Mut: Björn, wenn man Dich bei Facebook oder Myspace sucht, findet man auf Deinem Profilbild den Super-Björn, der ein Hakenkreuz zerschmettert. Ist dieser Held das, was Du gerne wärst, oder wie Du Dich selbst siehst?

Harras: Nein, das ist das, was ich nach draußen transportieren möchte, das ist ein Teil des wahren Björns. Ich gebe sehr wenig von mir persönlich preis, von dem was ich privat bin. Aber meine politische Einstellung trage ich gern nach außen.
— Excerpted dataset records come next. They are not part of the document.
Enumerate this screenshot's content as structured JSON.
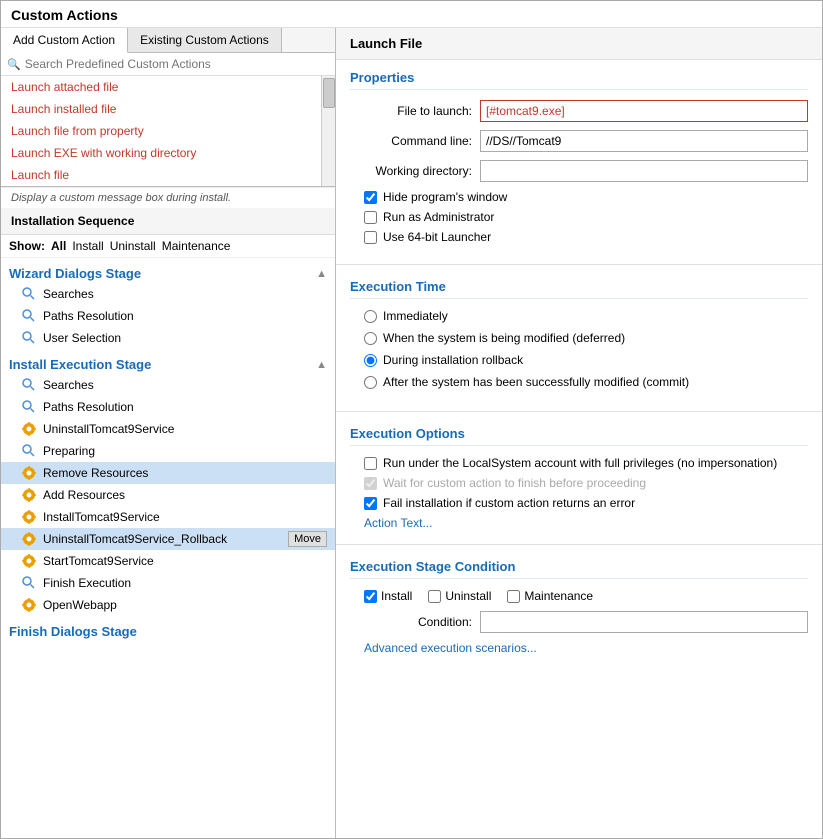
{
  "app": {
    "title": "Custom Actions"
  },
  "leftPanel": {
    "tabs": [
      {
        "id": "add",
        "label": "Add Custom Action",
        "active": true
      },
      {
        "id": "existing",
        "label": "Existing Custom Actions",
        "active": false
      }
    ],
    "search": {
      "placeholder": "Search Predefined Custom Actions"
    },
    "actionItems": [
      {
        "id": "launch-attached",
        "label": "Launch attached file"
      },
      {
        "id": "launch-installed",
        "label": "Launch installed file"
      },
      {
        "id": "launch-from-property",
        "label": "Launch file from property"
      },
      {
        "id": "launch-exe-working",
        "label": "Launch EXE with working directory"
      },
      {
        "id": "launch-file",
        "label": "Launch file"
      }
    ],
    "actionDescription": "Display a custom message box during install.",
    "installSequenceHeader": "Installation Sequence",
    "showBar": {
      "label": "Show:",
      "options": [
        "All",
        "Install",
        "Uninstall",
        "Maintenance"
      ],
      "active": "All"
    },
    "stages": [
      {
        "id": "wizard-dialogs",
        "title": "Wizard Dialogs Stage",
        "items": [
          {
            "id": "searches-1",
            "label": "Searches",
            "iconType": "blue-arrow"
          },
          {
            "id": "paths-resolution-1",
            "label": "Paths Resolution",
            "iconType": "blue-arrow"
          },
          {
            "id": "user-selection",
            "label": "User Selection",
            "iconType": "blue-arrow"
          }
        ]
      },
      {
        "id": "install-execution",
        "title": "Install Execution Stage",
        "items": [
          {
            "id": "searches-2",
            "label": "Searches",
            "iconType": "blue-arrow"
          },
          {
            "id": "paths-resolution-2",
            "label": "Paths Resolution",
            "iconType": "blue-arrow"
          },
          {
            "id": "uninstall-tomcat9-service",
            "label": "UninstallTomcat9Service",
            "iconType": "gear"
          },
          {
            "id": "preparing",
            "label": "Preparing",
            "iconType": "blue-arrow"
          },
          {
            "id": "remove-resources",
            "label": "Remove Resources",
            "iconType": "gear",
            "selected": true
          },
          {
            "id": "add-resources",
            "label": "Add Resources",
            "iconType": "gear"
          },
          {
            "id": "install-tomcat9-service",
            "label": "InstallTomcat9Service",
            "iconType": "gear"
          },
          {
            "id": "uninstall-rollback",
            "label": "UninstallTomcat9Service_Rollback",
            "iconType": "gear",
            "hasMove": true
          },
          {
            "id": "start-tomcat9",
            "label": "StartTomcat9Service",
            "iconType": "gear"
          },
          {
            "id": "finish-execution",
            "label": "Finish Execution",
            "iconType": "blue-arrow"
          },
          {
            "id": "open-webapp",
            "label": "OpenWebapp",
            "iconType": "gear"
          }
        ]
      },
      {
        "id": "finish-dialogs",
        "title": "Finish Dialogs Stage",
        "items": []
      }
    ]
  },
  "rightPanel": {
    "header": "Launch File",
    "sections": {
      "properties": {
        "title": "Properties",
        "fields": {
          "fileToLaunch": {
            "label": "File to launch:",
            "value": "[#tomcat9.exe]",
            "highlight": true
          },
          "commandLine": {
            "label": "Command line:",
            "value": "//DS//Tomcat9"
          },
          "workingDirectory": {
            "label": "Working directory:",
            "value": ""
          }
        },
        "checkboxes": [
          {
            "id": "hide-window",
            "label": "Hide program's window",
            "checked": true
          },
          {
            "id": "run-admin",
            "label": "Run as Administrator",
            "checked": false
          },
          {
            "id": "use-64bit",
            "label": "Use 64-bit Launcher",
            "checked": false
          }
        ]
      },
      "executionTime": {
        "title": "Execution Time",
        "radios": [
          {
            "id": "immediately",
            "label": "Immediately",
            "checked": false
          },
          {
            "id": "being-modified",
            "label": "When the system is being modified (deferred)",
            "checked": false
          },
          {
            "id": "rollback",
            "label": "During installation rollback",
            "checked": true
          },
          {
            "id": "after-modified",
            "label": "After the system has been successfully modified (commit)",
            "checked": false
          }
        ]
      },
      "executionOptions": {
        "title": "Execution Options",
        "checkboxes": [
          {
            "id": "run-local-system",
            "label": "Run under the LocalSystem account with full privileges (no impersonation)",
            "checked": false,
            "disabled": false
          },
          {
            "id": "wait-for-action",
            "label": "Wait for custom action to finish before proceeding",
            "checked": true,
            "disabled": true
          },
          {
            "id": "fail-installation",
            "label": "Fail installation if custom action returns an error",
            "checked": true,
            "disabled": false
          }
        ],
        "actionTextLink": "Action Text..."
      },
      "executionStageCondition": {
        "title": "Execution Stage Condition",
        "conditionCheckboxes": [
          {
            "id": "cond-install",
            "label": "Install",
            "checked": true
          },
          {
            "id": "cond-uninstall",
            "label": "Uninstall",
            "checked": false
          },
          {
            "id": "cond-maintenance",
            "label": "Maintenance",
            "checked": false
          }
        ],
        "conditionLabel": "Condition:",
        "conditionValue": "",
        "advancedLink": "Advanced execution scenarios..."
      }
    }
  }
}
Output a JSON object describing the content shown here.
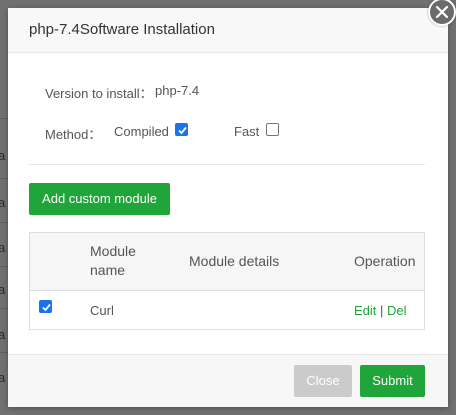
{
  "background": {
    "row_fragments": [
      "ar",
      "ar",
      "ar",
      "ar",
      "ar",
      "ar"
    ]
  },
  "dialog": {
    "title": "php-7.4Software Installation",
    "version_label": "Version to install：",
    "version_value": "php-7.4",
    "method_label": "Method：",
    "methods": [
      {
        "label": "Compiled",
        "checked": true
      },
      {
        "label": "Fast",
        "checked": false
      }
    ],
    "add_module_label": "Add custom module",
    "table": {
      "headers": [
        "Module name",
        "Module details",
        "Operation"
      ],
      "rows": [
        {
          "checked": true,
          "module_name": "Curl",
          "details": "",
          "edit_label": "Edit",
          "separator": "|",
          "del_label": "Del"
        }
      ]
    },
    "footer": {
      "close_label": "Close",
      "submit_label": "Submit"
    }
  },
  "colors": {
    "accent_green": "#20a53a",
    "checkbox_blue": "#1a73e8",
    "disabled_grey": "#cbcbcb"
  }
}
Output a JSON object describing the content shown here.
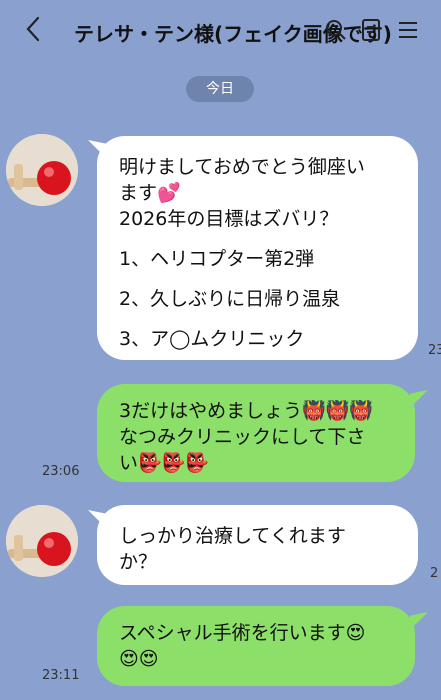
{
  "header": {
    "back_icon": "chevron-left-icon",
    "title": "テレサ・テン様(フェイク画像です)",
    "icons": [
      "search-icon",
      "note-icon",
      "menu-icon"
    ]
  },
  "date_label": "今日",
  "messages": [
    {
      "side": "in",
      "lines": [
        "明けましておめでとう御座い",
        "ます💕",
        "2026年の目標はズバリ？",
        "",
        "1、ヘリコプター第2弾",
        "",
        "2、久しぶりに日帰り温泉",
        "",
        "3、ア◯ムクリニック"
      ],
      "time": "23"
    },
    {
      "side": "out",
      "lines": [
        "3だけはやめましょう👹👹👹",
        "なつみクリニックにして下さ",
        "い👺👺👺"
      ],
      "time": "23:06"
    },
    {
      "side": "in",
      "lines": [
        "しっかり治療してくれます",
        "か？"
      ],
      "time": "2"
    },
    {
      "side": "out",
      "lines": [
        "スペシャル手術を行います😍",
        "😍😍"
      ],
      "time": "23:11"
    }
  ]
}
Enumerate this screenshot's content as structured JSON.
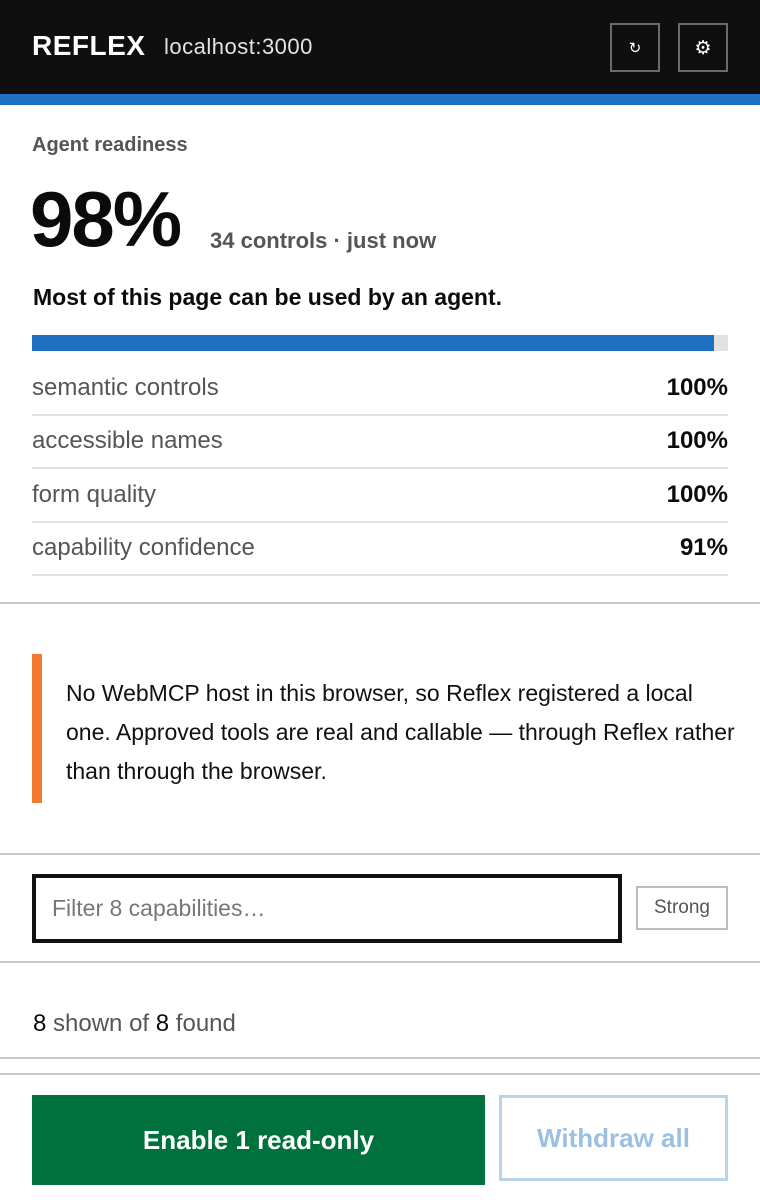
{
  "header": {
    "brand": "REFLEX",
    "host": "localhost:3000",
    "refresh_icon": "↻",
    "settings_icon": "⚙"
  },
  "readiness": {
    "label": "Agent readiness",
    "score": "98%",
    "meta": "34 controls · just now",
    "headline": "Most of this page can be used by an agent.",
    "progress_fraction": 0.98
  },
  "metrics": [
    {
      "name": "semantic controls",
      "value": "100%"
    },
    {
      "name": "accessible names",
      "value": "100%"
    },
    {
      "name": "form quality",
      "value": "100%"
    },
    {
      "name": "capability confidence",
      "value": "91%"
    }
  ],
  "notice": {
    "text": "No WebMCP host in this browser, so Reflex registered a local one. Approved tools are real and callable — through Reflex rather than through the browser."
  },
  "filter": {
    "placeholder": "Filter 8 capabilities…",
    "value": "",
    "strength_label": "Strong"
  },
  "counts": {
    "shown": "8",
    "shown_label": "shown of",
    "found": "8",
    "found_label": "found"
  },
  "actions": {
    "enable_label": "Enable 1 read-only",
    "withdraw_label": "Withdraw all"
  },
  "colors": {
    "accent_blue": "#1e6fc2",
    "warning_orange": "#f07a32",
    "primary_green": "#00703c"
  }
}
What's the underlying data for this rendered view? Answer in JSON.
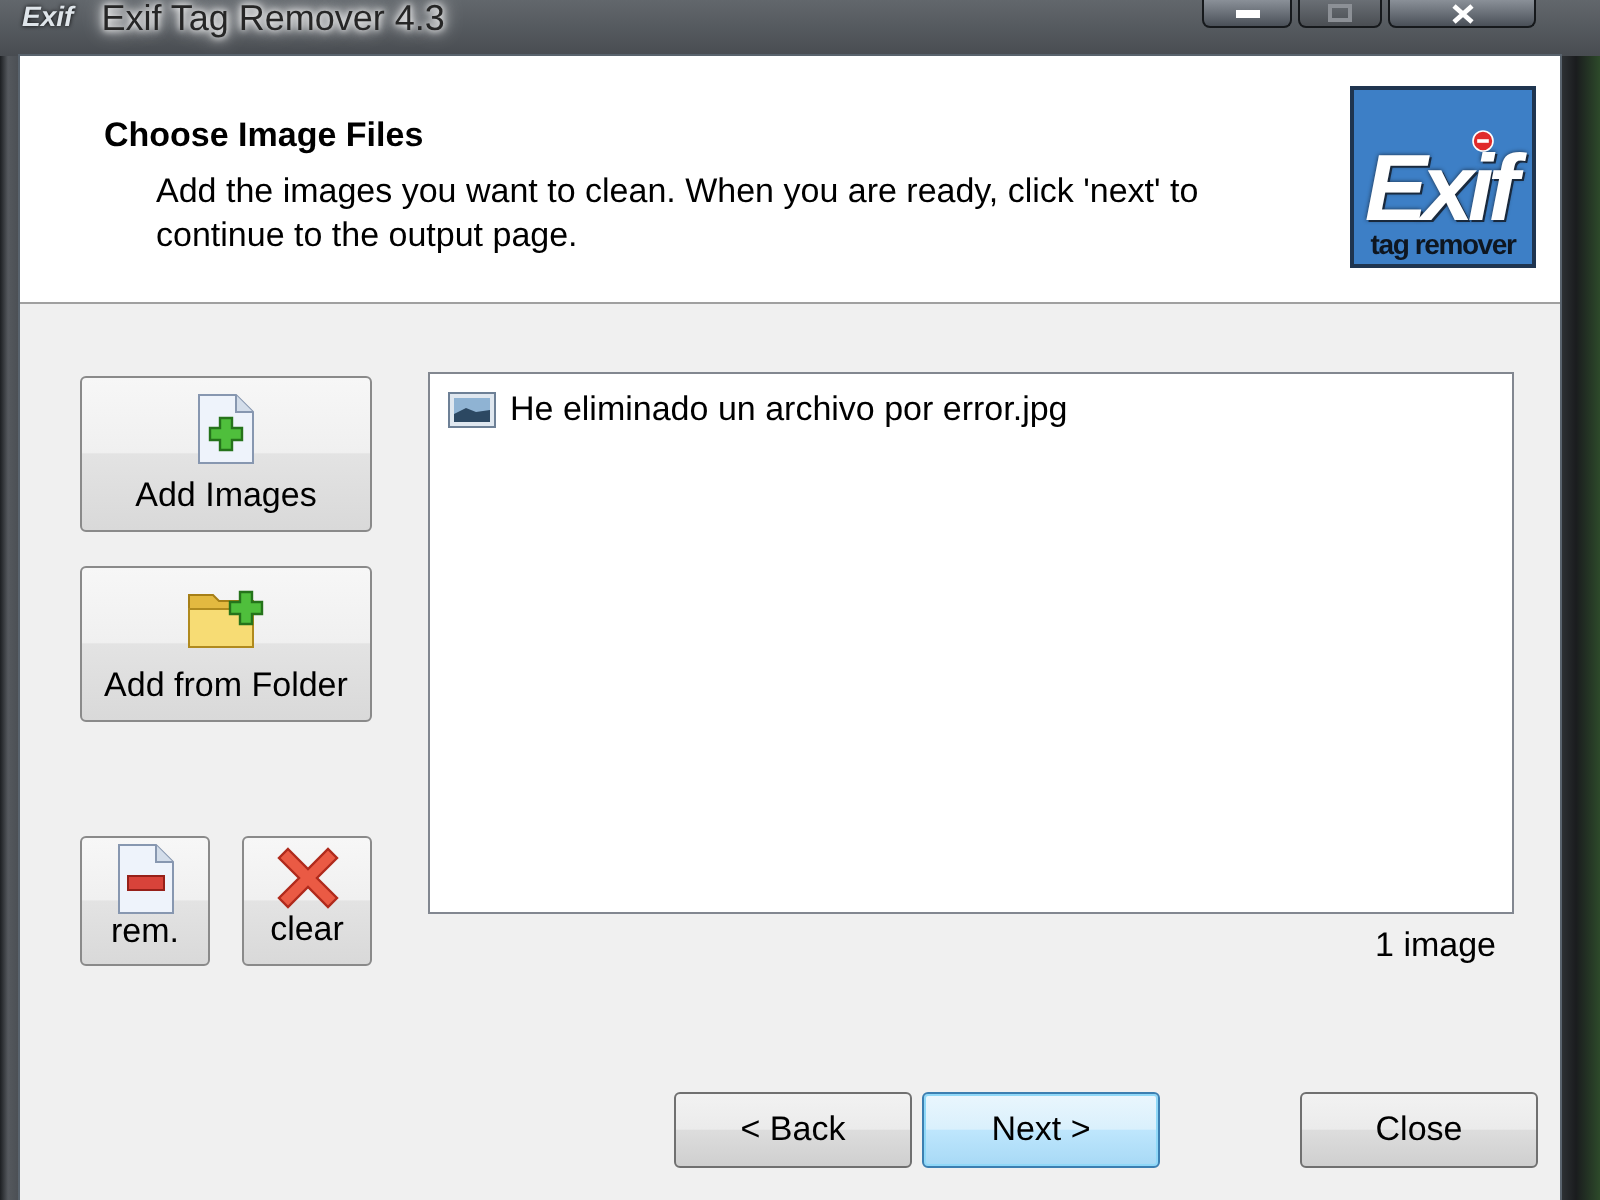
{
  "window": {
    "icon_text": "Exif",
    "title": "Exif Tag Remover 4.3",
    "controls": [
      {
        "kind": "minimize",
        "disabled": false
      },
      {
        "kind": "maximize",
        "disabled": true
      },
      {
        "kind": "close",
        "disabled": false
      }
    ]
  },
  "header": {
    "title": "Choose Image Files",
    "description": "Add the images you want to clean. When you are ready, click 'next' to continue to the output page.",
    "logo": {
      "text": "Exif",
      "subtext": "tag remover"
    }
  },
  "main_buttons": [
    {
      "label": "Add Images",
      "kind": "add-file"
    },
    {
      "label": "Add from Folder",
      "kind": "add-folder"
    }
  ],
  "small_buttons": [
    {
      "label": "rem.",
      "kind": "remove"
    },
    {
      "label": "clear",
      "kind": "clear"
    }
  ],
  "file_list": {
    "items": [
      {
        "name": "He eliminado un archivo por error.jpg",
        "selected": false
      }
    ],
    "count": "1 image"
  },
  "nav_buttons": [
    {
      "label": "< Back",
      "focused": false
    },
    {
      "label": "Next >",
      "focused": true
    }
  ],
  "close_button": {
    "label": "Close",
    "focused": false
  }
}
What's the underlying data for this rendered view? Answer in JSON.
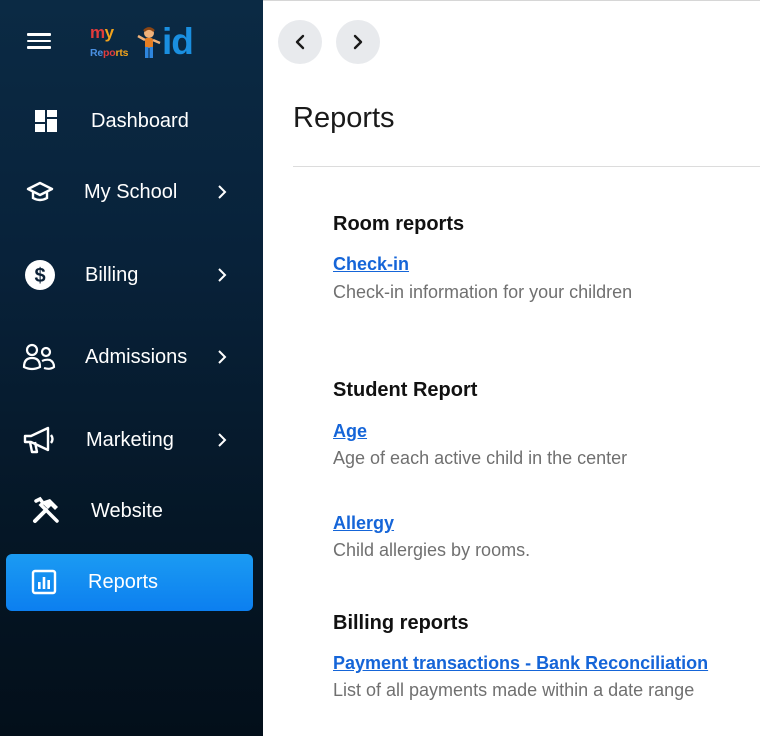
{
  "logo": {
    "text_my_m": "m",
    "text_my_y": "y",
    "text_reports_1": "Re",
    "text_reports_2": "po",
    "text_reports_3": "rts",
    "text_kid": "id"
  },
  "sidebar": {
    "items": [
      {
        "label": "Dashboard",
        "icon": "dashboard-icon",
        "has_chevron": false
      },
      {
        "label": "My School",
        "icon": "graduation-cap-icon",
        "has_chevron": true
      },
      {
        "label": "Billing",
        "icon": "dollar-circle-icon",
        "has_chevron": true
      },
      {
        "label": "Admissions",
        "icon": "users-icon",
        "has_chevron": true
      },
      {
        "label": "Marketing",
        "icon": "megaphone-icon",
        "has_chevron": true
      },
      {
        "label": "Website",
        "icon": "tools-icon",
        "has_chevron": false
      },
      {
        "label": "Reports",
        "icon": "bar-chart-icon",
        "has_chevron": false,
        "active": true
      }
    ]
  },
  "header": {
    "back_icon": "chevron-left-icon",
    "forward_icon": "chevron-right-icon"
  },
  "main": {
    "title": "Reports",
    "sections": [
      {
        "heading": "Room reports",
        "reports": [
          {
            "link": "Check-in",
            "description": "Check-in information for your children"
          }
        ]
      },
      {
        "heading": "Student Report",
        "reports": [
          {
            "link": "Age",
            "description": "Age of each active child in the center"
          },
          {
            "link": "Allergy",
            "description": "Child allergies by rooms."
          }
        ]
      },
      {
        "heading": "Billing reports",
        "reports": [
          {
            "link": "Payment transactions - Bank Reconciliation",
            "description": "List of all payments made within a date range"
          }
        ]
      }
    ]
  },
  "colors": {
    "sidebar_top": "#0b2a44",
    "sidebar_bottom": "#030f1a",
    "active_item": "#1b9bf2",
    "link": "#1565d8",
    "description": "#707070"
  }
}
Mut: Viele Promis machen das ja anders. Die präsentieren gern ihr Privatleben in der Öffentlichkeit, aber gesellschaftliches Engagement steht meist hinten an. Woher kommt es, dass das bei Dir genau umgekehrt ist?

Harras: Weil bei mir erst das politische Engagement da war und dann der Erfolg. Das ist einfach ein Teil meiner Persönlichkeit. Ich bin politisch aktiv, seit ich 16 bin. Ich habe damals die Initiative „Schrei nach Veränderung“ mitgegründet. Die beschäftigte sich mit der Veränderung des Schulsystems in Thüringen, nachdem Robert Steinhäuser 16 Menschen und sich selbst hingerichtet hat. Mir wurde auch angeboten, in den Landtag zu gehen, allerdings habe ich dann mein Studium angefangen.

Mut: Denkst Du manchmal „was wäre wenn ich damals in die Politik gegangen wäre“?

Harras: Ich glaube, ich wäre nicht glücklich, weil ich mich immer gefragt hätte, ob ich nicht in etwas anderem besser gewesen wäre. Ich habe damals den Weg gewählt, eher von außen in die Politik und in die Gesellschaft reinzuarbeiten, weil ich gemerkt habe, dass auch viele Leute politikverdrossen sind.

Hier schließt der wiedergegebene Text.